Yummy
The reading is thick to the point that you can chew it into a grainy pulp, but I’m really convinced that foreign key constraints are da shizzle, as they say.
“ON DELETE CASCADE” and “ON UPDATE CASCADE” says most of the SQL you traditionally write for webapps goes away.
For the layperson [sane person?], let’s say you have the following tables (comma-separated fields):
Domains (domain)
bloodmoney.net
antesonic.org
Users (name, domain, password)
brandon, antesonic.org, pw
brandon, bloodmoney.net, pw
somebody, bloodmoney.net, pw
Let’s say field #2 in Users (the ‘domain’ field) was given a foreign key constraint to ‘domain’ in Domains. If you tried to change a domain in Users from bloodmoney.net to brandon.com, the update would fail because it didn’t match a domain in Domains. In real life, you would never want a query like this to be successful, but in many less-advanced databases (as in, Access forevermore and MySQL before 5.0) would dumbly allow this, corrupting your data in a big way.
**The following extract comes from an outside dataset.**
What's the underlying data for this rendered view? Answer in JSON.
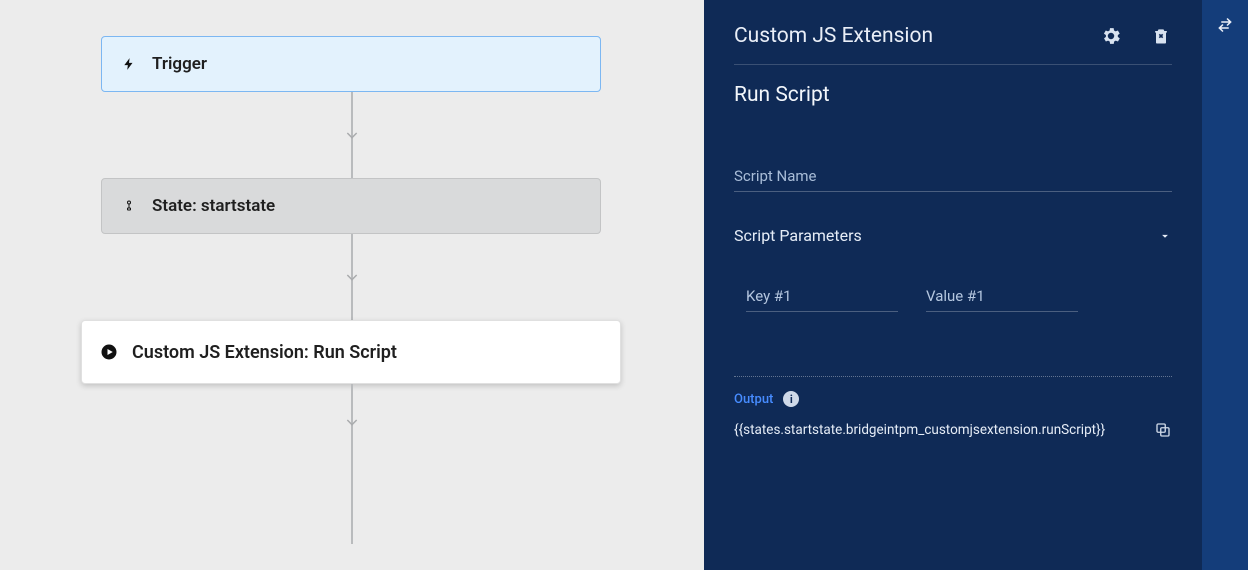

If you have ON UPDATE CASCADE, if you changed antesonic.org to antesonic.net, it would change in Users. This is normally handled with program logic.
In fact, this was one of the biggest problems in SUM, and one of the main reasons I resisted allowing deletion; if you killed a “type of material,” what happened to all the material of that type? If you had ON DELETE CASCADE, it would be deleted automatically and there would be no inconsistencies in the database.